Kritik am Kantönligeist
Tatsächlich geben die Kantone bei der eigentlichen geforderten Zusammenarbeit nicht immer eine gute Figur ab. In der Ostschweiz versuchten sechs Kantone jahrelang, sich auf eine Konzentrierung der komplexeren Spital-Operationen zu verständigen. Doch man wurde sich einfach nicht einig. Schliesslich zogen sich der Thurgau, Glarus und Graubünden aus dem Projekt zurück. Der Streit entzündete sich an den Mindestfallzahlen. Dabei ging es darum, dass ein Spital einen gewissen Eingriff nur noch anbieten darf, wenn es auf eine jährliche Mindestzahl kommt. Viele kleinere Spitäler, wie sie zum Beispiel in Graubünden stehen, hätten dabei das Nachsehen gehabt. Die Verhandlungen platzten, übrig blieben St. Gallen und die beiden Appenzell.
Wegen genau solcher Beispiele fordern nationale Politiker, den Kantonen die Planungskompetenz in der Spitalpolitik zu entziehen.
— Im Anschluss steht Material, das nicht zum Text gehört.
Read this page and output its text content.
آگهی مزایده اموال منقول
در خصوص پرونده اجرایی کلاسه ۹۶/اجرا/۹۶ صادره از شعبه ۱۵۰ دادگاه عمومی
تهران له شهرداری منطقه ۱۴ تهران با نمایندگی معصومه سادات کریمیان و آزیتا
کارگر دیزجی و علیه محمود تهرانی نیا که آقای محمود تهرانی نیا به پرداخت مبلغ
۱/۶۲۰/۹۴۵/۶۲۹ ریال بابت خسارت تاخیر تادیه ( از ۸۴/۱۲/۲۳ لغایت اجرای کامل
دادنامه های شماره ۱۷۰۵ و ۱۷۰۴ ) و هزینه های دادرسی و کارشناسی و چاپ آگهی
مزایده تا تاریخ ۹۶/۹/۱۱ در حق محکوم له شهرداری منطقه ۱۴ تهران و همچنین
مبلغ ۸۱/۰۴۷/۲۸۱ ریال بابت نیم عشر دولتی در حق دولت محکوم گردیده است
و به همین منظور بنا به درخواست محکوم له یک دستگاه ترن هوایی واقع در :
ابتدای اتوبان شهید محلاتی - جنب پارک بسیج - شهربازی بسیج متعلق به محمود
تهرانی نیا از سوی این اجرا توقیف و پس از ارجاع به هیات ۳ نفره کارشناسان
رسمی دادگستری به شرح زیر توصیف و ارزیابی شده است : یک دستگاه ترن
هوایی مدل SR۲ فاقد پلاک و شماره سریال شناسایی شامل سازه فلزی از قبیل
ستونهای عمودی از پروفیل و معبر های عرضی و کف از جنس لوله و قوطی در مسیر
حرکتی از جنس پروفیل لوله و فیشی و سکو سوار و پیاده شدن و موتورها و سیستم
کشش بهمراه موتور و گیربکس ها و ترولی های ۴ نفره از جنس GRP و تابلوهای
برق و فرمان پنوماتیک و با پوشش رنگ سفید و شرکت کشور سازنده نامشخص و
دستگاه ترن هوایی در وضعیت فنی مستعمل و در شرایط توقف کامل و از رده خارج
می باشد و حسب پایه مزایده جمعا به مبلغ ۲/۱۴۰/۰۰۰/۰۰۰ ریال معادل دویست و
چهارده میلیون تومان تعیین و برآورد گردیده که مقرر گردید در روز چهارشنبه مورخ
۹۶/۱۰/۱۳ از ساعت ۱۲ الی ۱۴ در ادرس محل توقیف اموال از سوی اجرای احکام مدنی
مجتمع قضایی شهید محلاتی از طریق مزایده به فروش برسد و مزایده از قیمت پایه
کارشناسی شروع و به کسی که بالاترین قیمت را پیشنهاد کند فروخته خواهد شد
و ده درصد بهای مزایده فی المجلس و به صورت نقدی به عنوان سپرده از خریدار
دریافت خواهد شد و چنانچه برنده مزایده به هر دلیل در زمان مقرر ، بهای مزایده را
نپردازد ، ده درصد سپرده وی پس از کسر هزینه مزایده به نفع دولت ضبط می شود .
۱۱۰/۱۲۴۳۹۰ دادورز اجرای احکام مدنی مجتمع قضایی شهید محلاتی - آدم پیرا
Mittlerweile ist sogar ein Tabuthema wieder diskussionsfähig: die Zahl der Spitäler in der Schweiz.
Schliessungen nicht ausgeschlossen
Heute gibt es hierzulande 100 allgemeinmedizinische Kliniken – gemäss Experten eine sehr hohe Dichte. Unter dem wachsenden finanziellen Druck stellt sich die Frage, ob es wirklich jede davon braucht. Die Antwort der Politik lautet immer öfter: nein.
Aktuell droht dem Spital Wetzikon (ZH) die endgültige Schliessung. Das Unternehmen ist in Nachlasstundung; es fehlen 170 Millionen Franken, der weit fortgeschrittene Neubau steht still. Der Kanton Zürich hat in diesem Fall keinen Rettungsschirm aufgespannt. Wetzikon sei nicht systemrelevant, so die Begründung. Weniger als zehn Kilometer entfernt stehe ja das Spital Uster.
Es ist eine Tatsache, die in den Spitaldiskussionen gern vergessen geht: Im heutigen System kann ein Kanton ein öffentliches Spital auch einfach pleitegehen lassen. Eine Verpflichtung, angeschlagene Häuser zu retten, gibt es nicht.